Il m’a fallu 3 ans pour comprendre que la femme de la maison, ma mère, n’agissait pas au même titre que l’homme, mon père. 18 ans pour comprendre qu’il en était de même dans notre société. Il m’a fallu 25 ans pour comprendre qu’être noire dans un monde majoritairement blanc faisait toujours une différence. 25 ans pour comprendre qu’être une femme noire se vit avec une étiquette estampillée «exotisme». Il m’a fallu 18 ans pour comprendre que je pouvais vivre selon mes propres choix. 27 ans pour me rendre compte de l’importance de ces choix pour moi et pour les autres. Il m’a fallu 25 ans pour prendre conscience de ma force de caractère. 27 ans pour m’engager à faire entendre ma voix.
Il m’a fallu 25 ans pour comprendre que nos freins sont multiples. Ils sont nos parents, nos frères, nos sœurs, notre famille, nos amis, nos connaissances, nos politiciens, nos employeurs, mêmes les personnes que nous ne connaissons ni ne côtoyons. Ils sont parfois nous également. Aveuglément conditionnés par le système qui nous est imposé depuis des siècles, nous avons appris à nous taire. Je me tais moi-même encore parfois.
Aujourd’hui plus qu’hier je nous vois reculer et j’ai peur. Je n’ai pas peur parce que je suis faible ou trop sensible. J’ai peur car nous sommes nombreux à nous taire. Je sais que plusieurs partagent ce sentiment. Je sais aussi que plusieurs petites voix ensemble peuvent avoir un écho. Aujourd’hui je ne veux plus me taire. Je veux prendre la place qui m’est due. Je ne veux plus de cette peur.

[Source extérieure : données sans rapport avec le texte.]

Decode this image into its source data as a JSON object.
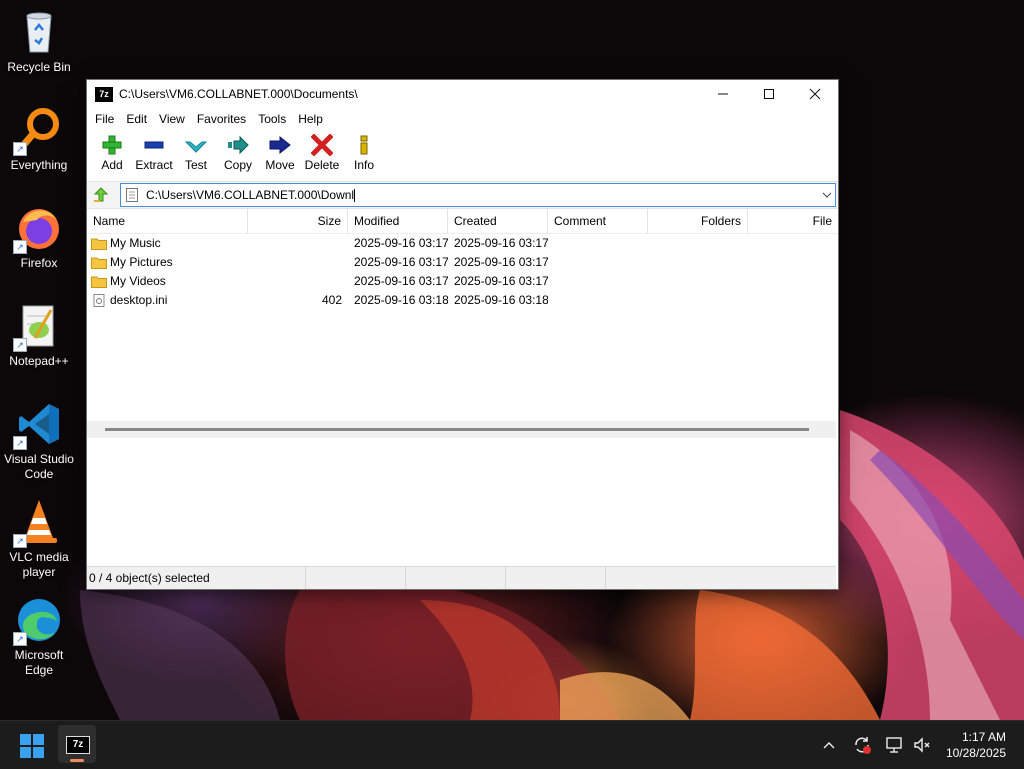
{
  "desktop": {
    "icons": [
      {
        "label": "Recycle Bin",
        "icon": "recycle-bin-icon"
      },
      {
        "label": "Everything",
        "icon": "everything-search-icon"
      },
      {
        "label": "Firefox",
        "icon": "firefox-icon"
      },
      {
        "label": "Notepad++",
        "icon": "notepadpp-icon"
      },
      {
        "label": "Visual Studio Code",
        "icon": "vscode-icon"
      },
      {
        "label": "VLC media player",
        "icon": "vlc-icon"
      },
      {
        "label": "Microsoft Edge",
        "icon": "edge-icon"
      }
    ]
  },
  "window": {
    "app_icon": "7z",
    "title": "C:\\Users\\VM6.COLLABNET.000\\Documents\\",
    "controls": {
      "minimize": "—",
      "maximize": "☐",
      "close": "✕"
    },
    "menu": [
      "File",
      "Edit",
      "View",
      "Favorites",
      "Tools",
      "Help"
    ],
    "toolbar": [
      {
        "label": "Add",
        "icon": "plus-icon",
        "color": "#2fb52f"
      },
      {
        "label": "Extract",
        "icon": "minus-icon",
        "color": "#1a3fb0"
      },
      {
        "label": "Test",
        "icon": "check-icon",
        "color": "#29b7c9"
      },
      {
        "label": "Copy",
        "icon": "arrow-right-teal-icon",
        "color": "#1e8f8a"
      },
      {
        "label": "Move",
        "icon": "arrow-right-blue-icon",
        "color": "#1b2a8f"
      },
      {
        "label": "Delete",
        "icon": "x-icon",
        "color": "#d21f1f"
      },
      {
        "label": "Info",
        "icon": "info-icon",
        "color": "#d9b400"
      }
    ],
    "address": {
      "value": "C:\\Users\\VM6.COLLABNET.000\\Downl"
    },
    "columns": {
      "name": "Name",
      "size": "Size",
      "modified": "Modified",
      "created": "Created",
      "comment": "Comment",
      "folders": "Folders",
      "files": "File"
    },
    "rows": [
      {
        "name": "My Music",
        "type": "folder",
        "size": "",
        "modified": "2025-09-16 03:17",
        "created": "2025-09-16 03:17"
      },
      {
        "name": "My Pictures",
        "type": "folder",
        "size": "",
        "modified": "2025-09-16 03:17",
        "created": "2025-09-16 03:17"
      },
      {
        "name": "My Videos",
        "type": "folder",
        "size": "",
        "modified": "2025-09-16 03:17",
        "created": "2025-09-16 03:17"
      },
      {
        "name": "desktop.ini",
        "type": "file",
        "size": "402",
        "modified": "2025-09-16 03:18",
        "created": "2025-09-16 03:18"
      }
    ],
    "status": {
      "selection": "0 / 4 object(s) selected"
    }
  },
  "taskbar": {
    "start_icon": "windows-start-icon",
    "pinned": [
      {
        "label": "7z",
        "icon": "7zip-taskbar-icon"
      }
    ],
    "tray": {
      "chevron": "^"
    },
    "clock": {
      "time": "1:17 AM",
      "date": "10/28/2025"
    }
  }
}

Je veux qu’ensemble nous puissions agir pour que les femmes ne soient plus « le sexe faible », que les femmes noires se départissent du mythe de l’exotisme, que notre société devienne plus juste et égalitaire.
Au quotidien, je veux pouvoir arrêter de me retourner sur mes pas lorsque je marche dans la rue. Je veux pouvoir arrêter de me faire siffler, accoster, insulter par des inconnus. Je veux pouvoir arrêter de me faire intimider parce que je suis une jeune femme noire. Je veux que l’on cesse de me dire que je suis exotique. Je veux avoir les mêmes chances que n’importe qui d’autre sur le marché du travail. Si aujourd’hui personne ne nous donne cette sécurité, ce respect, cette place ou ces chances, c’est à nous de les réclamer haut et fort.
Aux négateurs je voudrais dire d’ouvrir les yeux sur les innombrables injustices dont les femmes sont victimes. Je voudrais également que vous puissiez vous rendre compte de l’ampleur du patriarcat dans notre société. Nombreux sont les exemples de ces préjudices qui subsistent. Les victimes en sont multiples. Elles sont vos parents, vos sœurs, votre famille, vos amies, vos connaissances, vos politiciennes, vos employeuses, même les personnes que vous ne connaissez ni ne côtoyez.
Ouvrons les yeux, écoutons, agissons.